İstinaf mahkemesinin dosyayı yerel mahkemeden isteyebileceğini belirten Doç. Dr. Kaymaz, "Bu durumda, İstanbul Bölge Adliye Mahkemesi 2. Ceza Dairesi dosyayı İstanbul 14. Ağır Ceza Mahkemesi'nden isteyerek Anayasa Mahkemesi'nin ihlal kararı uyarınca yeniden yargılama yapma yoluna gidebilir. Taraflar da bu hususta talepte bulunma hakkına sahiptirler" diye konuştu.

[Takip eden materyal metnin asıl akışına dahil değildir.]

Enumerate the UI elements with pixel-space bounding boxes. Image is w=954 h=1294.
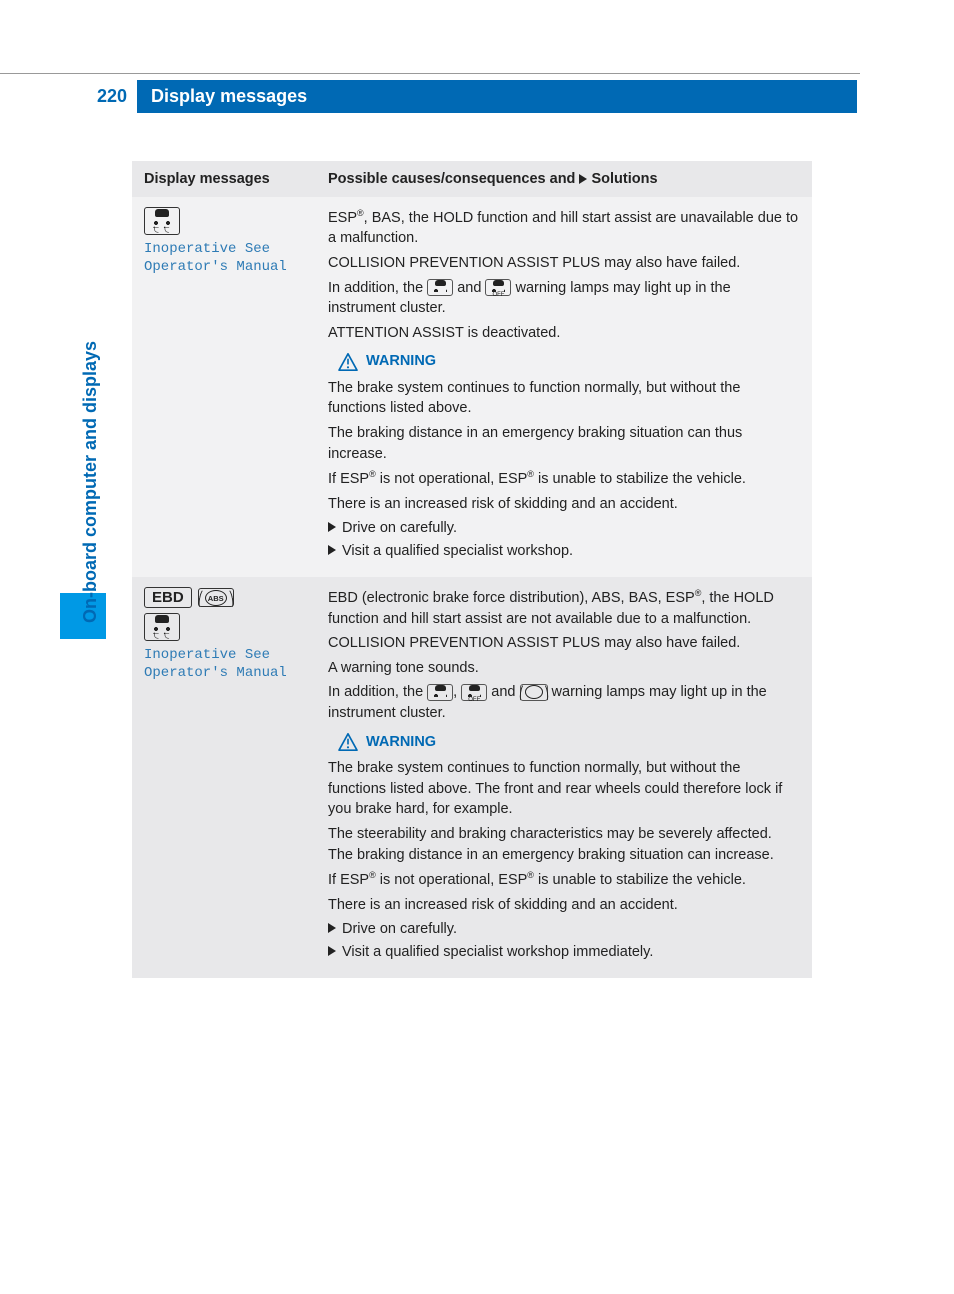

"Yerel mahkemenin kararının infazından söz etmek mümkün değil"

Anayasa Mahkemesi'nin Enis Berberoğlu hakkındaki kararını tanımayan İstanbul 14. Ağır Ceza Mahkemesi'nin kararındaki "Mahkememizin 14.6.2017 tarih ve 2016/205 esas, 2017/97 karar sayılı hükmünün aynen infazına" ifadelerine de değinen Kaymaz, şu değerlendirmeyi yaptı:
 

İstanbul 14. Ağır Ceza Mahkemesi'nin 13.10.2020 tarihli ek kararında “Mahkememizin 14.6.2017 tarih ve 2016/205 esas, 2017/97 karar sayılı hükmünün aynen infazına" karar verilmiştir.   Oysa bu karar Bölge Adliye Mahkemesi 2. Ceza Dairesi'nin 13.2.2018 tarihli kararıyla kaldırılmış olduğundan, bu kararın infazından söz edilmesi mümkün değildir.

Bu ve buna benzer süreçlerden geçen dosyalarda ileride CMK’nın 311. maddesine göre, yargılamanın yenilenmesi gerektiğinde, yeniden yargılama ilk derece mahkemesi tarafından değil,  Bölge Adliye Mahkemesi tarafından yapılmalıdır.   

"Yargılama sürecinde usulen bir çok hata var"

Yargılama sürecinde usulen de çok sayıda hata yapıldığını söyleyen Kaymaz, "Örneğin, İstanbul Bölge Adliye Mahkemesi 2. Ceza Dairesi kararda bir hukuka aykırılık tespit ettiğinde duruşma açarak kendisinin hukuka uygun bir karar vermesi gerekirdi. Ancak Bölge Adliye Mahkemesi bozma kararı vererek dosyayı İstanbul 14. Ağır Ceza mahkemesine göndermişti. Bu karar hatalıydı. Bölge Adliye Mahkemesi kararı hatalı olsa bile İstanbul 14. Ağır Ceza Mahkemesi'nin de bozma üzerine yeniden yargılama yapma yoluna gitmesi gerekirdi, ancak mahkeme dosyayı tekrar Bölge Adliye Mahkemesi'ne gönderdi. Bu karar da hatalı idi" değerlendirmesinde bulundu.